Kadushin illuminates for us the ethical elements that drive Rabbinic thinking, elements that emerge from a kaleidoscopic reading of Scripture.

In Medieval times Rabbinic sermons centered around the rhetorical aspect called Melitzah. Melitzah is the Hebrew term signifying rhetorical ornamentation and poetical values. The expert Derashah was one in which, as Jose Faur has written in an article on Rabbi Joseph Dana and Jewish oratory, the eloquence and erudition of the rabbi were central:

In our hands has been preserved a unique and quite singular art whose entire substance has been refined from a definitively Jewish source: the derasha or the "rabbinical oratorical art." It would be germane to mention here that the Tanakh functioned within the Sephardic rabbinical tradition as a fully formed model of "rhetoric." In this tradition, "rhetoric" is not considered an ornamental setting devoid of substance, but a Jewish aesthetic that shapes "truth/beauty" into a single unity: a truth that is inimitably beautiful is inimitably true, and the reverse [...]. From the aesthetic standpoint, the accomplished Darshan is no less an artist than the poet, painter or composer.

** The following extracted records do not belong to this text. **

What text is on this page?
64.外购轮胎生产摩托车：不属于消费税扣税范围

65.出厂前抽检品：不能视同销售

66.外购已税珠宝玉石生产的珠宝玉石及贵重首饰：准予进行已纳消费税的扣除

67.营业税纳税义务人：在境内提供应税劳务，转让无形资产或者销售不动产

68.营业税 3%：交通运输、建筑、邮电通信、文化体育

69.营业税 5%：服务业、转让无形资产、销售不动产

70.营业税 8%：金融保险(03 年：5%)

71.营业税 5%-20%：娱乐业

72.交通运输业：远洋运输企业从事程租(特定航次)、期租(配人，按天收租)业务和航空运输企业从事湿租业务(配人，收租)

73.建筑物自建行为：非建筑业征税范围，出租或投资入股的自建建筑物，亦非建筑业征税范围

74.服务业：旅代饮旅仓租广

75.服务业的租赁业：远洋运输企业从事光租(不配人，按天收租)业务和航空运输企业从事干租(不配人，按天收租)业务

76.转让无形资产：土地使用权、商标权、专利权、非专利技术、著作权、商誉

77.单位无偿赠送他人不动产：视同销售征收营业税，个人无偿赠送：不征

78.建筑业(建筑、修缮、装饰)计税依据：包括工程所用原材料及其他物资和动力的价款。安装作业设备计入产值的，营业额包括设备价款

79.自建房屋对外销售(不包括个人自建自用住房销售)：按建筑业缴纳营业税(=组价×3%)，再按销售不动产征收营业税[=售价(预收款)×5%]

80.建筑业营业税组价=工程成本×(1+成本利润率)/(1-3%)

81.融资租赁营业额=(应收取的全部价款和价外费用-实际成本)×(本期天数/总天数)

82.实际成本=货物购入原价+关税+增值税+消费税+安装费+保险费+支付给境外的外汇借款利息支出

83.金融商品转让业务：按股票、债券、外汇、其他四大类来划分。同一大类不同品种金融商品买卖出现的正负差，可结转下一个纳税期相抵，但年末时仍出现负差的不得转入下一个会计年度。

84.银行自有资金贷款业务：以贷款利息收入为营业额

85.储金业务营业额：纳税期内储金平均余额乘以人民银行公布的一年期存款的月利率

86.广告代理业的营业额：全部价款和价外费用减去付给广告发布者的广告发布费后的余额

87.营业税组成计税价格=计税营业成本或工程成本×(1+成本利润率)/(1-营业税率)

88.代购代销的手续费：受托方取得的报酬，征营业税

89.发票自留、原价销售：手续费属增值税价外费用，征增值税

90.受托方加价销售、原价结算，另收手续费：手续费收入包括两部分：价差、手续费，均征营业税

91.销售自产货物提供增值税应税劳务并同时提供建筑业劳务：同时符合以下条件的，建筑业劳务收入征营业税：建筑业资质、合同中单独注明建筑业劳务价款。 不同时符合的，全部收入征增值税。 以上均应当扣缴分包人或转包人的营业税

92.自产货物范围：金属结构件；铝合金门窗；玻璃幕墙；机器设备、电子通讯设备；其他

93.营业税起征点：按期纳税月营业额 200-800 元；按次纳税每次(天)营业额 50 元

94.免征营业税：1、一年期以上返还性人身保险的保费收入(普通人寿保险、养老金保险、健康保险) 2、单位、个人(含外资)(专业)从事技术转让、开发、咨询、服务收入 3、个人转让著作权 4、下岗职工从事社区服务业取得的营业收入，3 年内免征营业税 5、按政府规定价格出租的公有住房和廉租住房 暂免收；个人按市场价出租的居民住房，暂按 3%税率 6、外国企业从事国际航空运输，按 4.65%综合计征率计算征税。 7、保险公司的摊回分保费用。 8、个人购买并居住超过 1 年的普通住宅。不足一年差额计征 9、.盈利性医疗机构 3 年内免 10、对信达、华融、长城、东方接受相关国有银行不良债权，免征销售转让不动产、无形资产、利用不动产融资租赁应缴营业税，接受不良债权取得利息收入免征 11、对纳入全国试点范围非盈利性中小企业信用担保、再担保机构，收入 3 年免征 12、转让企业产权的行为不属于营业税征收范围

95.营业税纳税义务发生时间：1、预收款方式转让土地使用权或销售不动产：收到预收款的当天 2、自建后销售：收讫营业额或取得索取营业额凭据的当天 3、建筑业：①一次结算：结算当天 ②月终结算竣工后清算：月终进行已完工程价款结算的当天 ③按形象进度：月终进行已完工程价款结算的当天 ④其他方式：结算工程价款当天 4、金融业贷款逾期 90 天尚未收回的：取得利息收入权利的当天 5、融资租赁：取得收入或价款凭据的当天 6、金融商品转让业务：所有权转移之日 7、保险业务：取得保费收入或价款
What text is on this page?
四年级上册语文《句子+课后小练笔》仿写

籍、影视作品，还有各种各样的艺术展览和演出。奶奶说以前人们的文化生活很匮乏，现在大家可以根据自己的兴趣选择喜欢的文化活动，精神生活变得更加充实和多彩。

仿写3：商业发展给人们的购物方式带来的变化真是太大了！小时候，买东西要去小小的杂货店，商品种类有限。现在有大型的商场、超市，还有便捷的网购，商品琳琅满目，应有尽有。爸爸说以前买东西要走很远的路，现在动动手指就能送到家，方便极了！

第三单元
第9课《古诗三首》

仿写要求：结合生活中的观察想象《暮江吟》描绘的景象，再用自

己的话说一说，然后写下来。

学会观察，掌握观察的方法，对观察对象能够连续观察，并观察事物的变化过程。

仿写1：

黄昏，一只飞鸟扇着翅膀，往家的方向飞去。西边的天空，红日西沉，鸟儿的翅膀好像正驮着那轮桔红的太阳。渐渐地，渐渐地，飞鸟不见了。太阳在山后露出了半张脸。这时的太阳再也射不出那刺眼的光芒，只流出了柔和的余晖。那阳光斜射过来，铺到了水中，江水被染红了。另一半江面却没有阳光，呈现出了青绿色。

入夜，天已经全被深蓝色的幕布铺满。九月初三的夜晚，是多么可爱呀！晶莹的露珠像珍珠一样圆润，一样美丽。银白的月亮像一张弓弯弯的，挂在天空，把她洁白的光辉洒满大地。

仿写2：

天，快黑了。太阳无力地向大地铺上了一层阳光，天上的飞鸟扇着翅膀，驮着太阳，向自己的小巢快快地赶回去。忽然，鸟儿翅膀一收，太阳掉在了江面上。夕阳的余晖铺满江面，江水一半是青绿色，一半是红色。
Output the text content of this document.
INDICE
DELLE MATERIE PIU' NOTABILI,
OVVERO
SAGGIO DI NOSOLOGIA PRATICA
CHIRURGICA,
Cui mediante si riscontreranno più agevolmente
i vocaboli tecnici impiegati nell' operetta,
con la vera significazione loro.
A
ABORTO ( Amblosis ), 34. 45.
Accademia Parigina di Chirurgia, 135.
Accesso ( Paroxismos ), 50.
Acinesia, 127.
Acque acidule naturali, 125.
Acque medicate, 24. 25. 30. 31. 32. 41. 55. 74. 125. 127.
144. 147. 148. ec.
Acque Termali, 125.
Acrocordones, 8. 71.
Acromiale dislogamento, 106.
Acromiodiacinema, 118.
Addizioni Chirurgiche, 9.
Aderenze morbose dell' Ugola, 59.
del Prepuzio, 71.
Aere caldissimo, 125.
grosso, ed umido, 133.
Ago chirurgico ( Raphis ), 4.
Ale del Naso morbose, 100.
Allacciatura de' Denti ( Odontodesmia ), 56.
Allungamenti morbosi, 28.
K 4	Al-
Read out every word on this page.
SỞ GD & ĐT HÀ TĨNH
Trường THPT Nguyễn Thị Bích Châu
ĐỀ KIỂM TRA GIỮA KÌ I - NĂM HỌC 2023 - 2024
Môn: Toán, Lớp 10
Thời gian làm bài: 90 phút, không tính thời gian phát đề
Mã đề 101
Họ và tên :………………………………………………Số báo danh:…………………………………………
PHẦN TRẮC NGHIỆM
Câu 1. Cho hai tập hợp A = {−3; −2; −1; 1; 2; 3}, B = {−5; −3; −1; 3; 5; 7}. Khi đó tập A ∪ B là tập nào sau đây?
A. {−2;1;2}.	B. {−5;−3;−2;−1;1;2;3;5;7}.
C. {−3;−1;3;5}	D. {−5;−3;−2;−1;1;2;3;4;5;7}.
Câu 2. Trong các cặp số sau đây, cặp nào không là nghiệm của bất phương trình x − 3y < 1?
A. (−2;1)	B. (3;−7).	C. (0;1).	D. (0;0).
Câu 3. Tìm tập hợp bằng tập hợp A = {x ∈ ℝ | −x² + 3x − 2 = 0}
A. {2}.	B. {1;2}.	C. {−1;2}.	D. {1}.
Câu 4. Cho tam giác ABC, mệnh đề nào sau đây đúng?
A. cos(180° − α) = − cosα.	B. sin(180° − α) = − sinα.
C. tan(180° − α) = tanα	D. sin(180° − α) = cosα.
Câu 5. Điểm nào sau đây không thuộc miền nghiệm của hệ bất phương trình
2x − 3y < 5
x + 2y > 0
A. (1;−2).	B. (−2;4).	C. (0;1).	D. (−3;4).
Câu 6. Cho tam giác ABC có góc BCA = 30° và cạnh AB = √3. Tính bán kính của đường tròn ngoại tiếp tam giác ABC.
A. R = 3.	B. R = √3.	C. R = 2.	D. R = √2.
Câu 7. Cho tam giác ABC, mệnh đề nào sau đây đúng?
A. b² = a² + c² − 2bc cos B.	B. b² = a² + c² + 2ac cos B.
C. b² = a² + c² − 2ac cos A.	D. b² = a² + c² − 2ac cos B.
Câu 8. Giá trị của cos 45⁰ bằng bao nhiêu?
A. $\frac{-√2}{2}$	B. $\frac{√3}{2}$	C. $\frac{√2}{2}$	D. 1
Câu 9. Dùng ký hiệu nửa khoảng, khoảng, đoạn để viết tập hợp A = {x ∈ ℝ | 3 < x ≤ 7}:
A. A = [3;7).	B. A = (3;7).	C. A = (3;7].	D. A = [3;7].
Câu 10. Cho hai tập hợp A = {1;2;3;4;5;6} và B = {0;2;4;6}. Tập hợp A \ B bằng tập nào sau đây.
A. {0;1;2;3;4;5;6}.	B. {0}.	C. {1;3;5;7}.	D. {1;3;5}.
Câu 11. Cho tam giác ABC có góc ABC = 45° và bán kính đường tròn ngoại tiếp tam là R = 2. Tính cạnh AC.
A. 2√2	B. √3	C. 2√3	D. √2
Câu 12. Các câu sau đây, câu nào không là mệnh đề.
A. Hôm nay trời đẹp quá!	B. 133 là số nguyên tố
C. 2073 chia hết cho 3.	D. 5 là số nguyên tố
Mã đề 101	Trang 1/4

The art of Derashah thus comprises the scholarly-intellectual, the ethical, the exegetical, the aesthetic, and the poetical. Its aim is to expound Scripture by means of narrative expansion, thus allowing the Darshan, the one making the Derashah, to formulate new and often innovative ideas that can encapsulate cultural, historical, scientific, and philosophical values that are seen as "emerging" from the ancient Biblical texts.

As the scholar James Kugel states so eloquently in his landmark 1983 article "Two Introductions to Midrash":

Here then is the crucial factor in the mentality of all early exegesis: for when what then happened in Scripture happens again and again, unfolds over and over, it is because the Bible is not "the past" at all. For it to be the past, its sense of time would necessarily need to be continuous with our own, and we would have to live amid a series of similarly God-dominated events, so that the whole flow of time from Abraham to now could make for one simple, consequential, story. Once this is no longer the case, biblical time becomes "other," a world wholly apart from ours, yet one which is constantly intersecting our own.

In the end, Midrash is a means to affirm the sanctity of the Hebrew Bible as Scripture, yet it permits us to engage in a meaningful dialogue with the text in order to evolve as mature human beings. The Biblical text thus takes on a dual aspect: the ancient stories are told and retold while our current concerns are addressed.

The Midrashic method contrasts with static historicism, known alternatively as "originalism" or as "fundamentalism," in its ability to adopt multiple perspectives and a pluralistic stance towards meaning in our lives. Rather than assume that the truth is a singular, univocal idea, the attitude found in the Platonic philosophy and adopted by Western civilization, Jewish tradition leaves room for multiple truths and a seemingly infinite chain of meaning that is exemplified in the use of the Midrashic method.

Bibliographical note: For those wishing to learn more about Midrash, I would like to recommend the many books of James Kugel, particularly In Potiphar's House (1990), The Bible As It Was (1997), and The Ladder of Jacob (2006). Another wonderful writer on Midrash is Avivah Gottlieb Zornberg whose three books also make Midrash accessible to the general reader.